Google (NASDAQ:GOOG) has been on quite a tear for the past year, with its stock hitting new all-time highs almost every day - including its most recent on Monday at $765. This price saw the search engine giant reach a monumental milestone as a public company. It usurped Microsoft (NASDAQ:MSFT) by taking its place as the second-largest stock on the Nasdaq 100 index. Its market cap of $249 billion now makes it second to Apple's (NASDAQ:AAPL) $618 billion.
With this kind of soaring price gain, some have found themselves in a quandary, wondering if it's a good time to buy Google. If you can't afford Google but have the appetite to take on more risk than you do with just trading stocks, you may consider the options market.
Buying calls is an options strategy that could be particularly fruitful now as Google is due to report its third quarter earnings on Oct. 10. Even better may be the straddling options strategy.
Before I point out the specifics on how straddling works, I'll point out why I am bullish on Google. It directly relates to the revenue the search engine giant derives from its ad display business. I am most impressed by the gains Google continues to make, especially considering the competition coming from Facebook (NASDAQ:FB). In fact, Facebook managed to knock Google from the top spot in terms of market share in 2009, according to stats from eMarketer. Google regained the top spot from Facebook in 2010, only to lose it again in 2011 to the social networking site. While I don't see them as being a threat to Google at this point, I think the other companies that make up the top five in terms of market share for display advertising must also be acknowledged: Yahoo (NASDAQ:YHOO) is third, Microsoft is fourth, and AOL (NYSE:AOL) brings up the rear at five.

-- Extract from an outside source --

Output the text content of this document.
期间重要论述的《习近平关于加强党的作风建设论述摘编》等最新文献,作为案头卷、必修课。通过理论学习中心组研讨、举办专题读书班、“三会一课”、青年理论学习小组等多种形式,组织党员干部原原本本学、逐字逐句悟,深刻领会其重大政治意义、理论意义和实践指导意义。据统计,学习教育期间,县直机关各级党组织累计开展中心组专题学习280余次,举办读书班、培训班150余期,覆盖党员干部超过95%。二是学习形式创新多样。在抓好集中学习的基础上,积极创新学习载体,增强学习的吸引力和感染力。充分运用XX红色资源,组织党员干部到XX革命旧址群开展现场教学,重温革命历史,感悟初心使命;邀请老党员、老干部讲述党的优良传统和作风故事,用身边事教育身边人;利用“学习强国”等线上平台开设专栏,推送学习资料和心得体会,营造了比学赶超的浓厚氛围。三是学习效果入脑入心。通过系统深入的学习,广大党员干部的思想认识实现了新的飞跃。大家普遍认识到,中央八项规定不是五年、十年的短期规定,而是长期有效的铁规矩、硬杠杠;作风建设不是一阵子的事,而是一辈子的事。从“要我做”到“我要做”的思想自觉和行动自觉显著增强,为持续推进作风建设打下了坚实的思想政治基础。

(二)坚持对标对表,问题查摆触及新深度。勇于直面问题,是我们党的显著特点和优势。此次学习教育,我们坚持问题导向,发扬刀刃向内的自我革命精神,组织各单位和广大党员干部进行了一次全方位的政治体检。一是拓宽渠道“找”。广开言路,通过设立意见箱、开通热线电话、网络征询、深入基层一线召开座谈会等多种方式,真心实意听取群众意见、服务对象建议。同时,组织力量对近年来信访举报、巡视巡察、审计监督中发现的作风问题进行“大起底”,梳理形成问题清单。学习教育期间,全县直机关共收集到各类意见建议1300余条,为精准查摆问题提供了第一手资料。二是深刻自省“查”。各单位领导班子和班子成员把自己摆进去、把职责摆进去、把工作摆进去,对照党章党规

The advertising space is incredibly competitive as companies are determined to carve out as much market share as possible to continue to increase their revenue. Google experienced this firsthand when newcomer Facebook was able to take the most market share from it. Regardless of all the rage in the news over smartphones, tablets and other issues in the mobile space, these companies thrive on their abilities to attract and retain advertisers.
For now, Google seems to be answering the call. For 2012, Google is expected to generate net display-ad revenue of $2.31 billion, or 15.4% of the total U.S. market. eMarketer revised downward its estimate for Facebook to $2.16 billion, which would give it a market share of 14.4%.
Since Google's second quarter earnings report, the stock is up 19.5%. For the second quarter, Google reported revenue of $10.96 billion, or 90% of consolidated revenue (the other 10% from Motorola Mobility legacy business), representing a 21% increase over second quarter 2011 revenue of $9.03 billion. GAAP earnings per share were $8.42, compared to $7.68 in the second quarter of 2011. Non-GAAP EPS in the second quarter was $10.12, compared to $8.74 in the second quarter of 2011.
Consensus estimates for Google's third quarter earnings per share is $10.57, which I think it will easily meet. Again, I base my belief on the strong revenue the company continues to generate from its ad business.
With all that being said, I'll point you to some recent options action for Google. One of the strategies that you may consider because it is often used ahead of a company's earnings report is the straddle. This entails buying a call and put with the same price and the same expiration date of Oct. 19. This method can help you to hedge the risk over whether or not the stock will be higher or lower than the striking price at the time of the expiration date.
Even better is to have long positions in your call and put options, which can maximize the potential that the straddle will have large profits even if the underlying stock price tanks.
As I've pointed out in other articles about straddling, one of the reasons the strategy is so popular among investors during earnings seasons is because a company's earnings announcement can create volatility in the market. If the company beats analysts' estimates, which I expect Google to do, the company's stock may enjoy gains as investors flock to it to take advantage of the company's growth.
For the option contracts with strike prices above $750 and Oct. 19 expirations, there is far more interest for the calls than there is for the puts. For example, at the time of writing, the October 750 call had an open interest of almost 4,000, and the volume traded was about 2,200. Some investors are looking for Google to be trading at $800 by Oct. 19, with open interest for those calls at just under 20,000. The volume traded for those, however, was just 724.
For the October 750 call, the price was $27.30 and it was $6.80 for the October 800 call. The October 750 put was $22.20 and the October 800 put was $51.80.
Disclosure: I have no positions in any stocks mentioned, and no plans to initiate any positions within the next 72 hours. I wrote this article myself, and it expresses my own opinions. I am not receiving compensation for it (other than from Seeking Alpha). I have no business relationship with any company whose stock is mentioned in this article.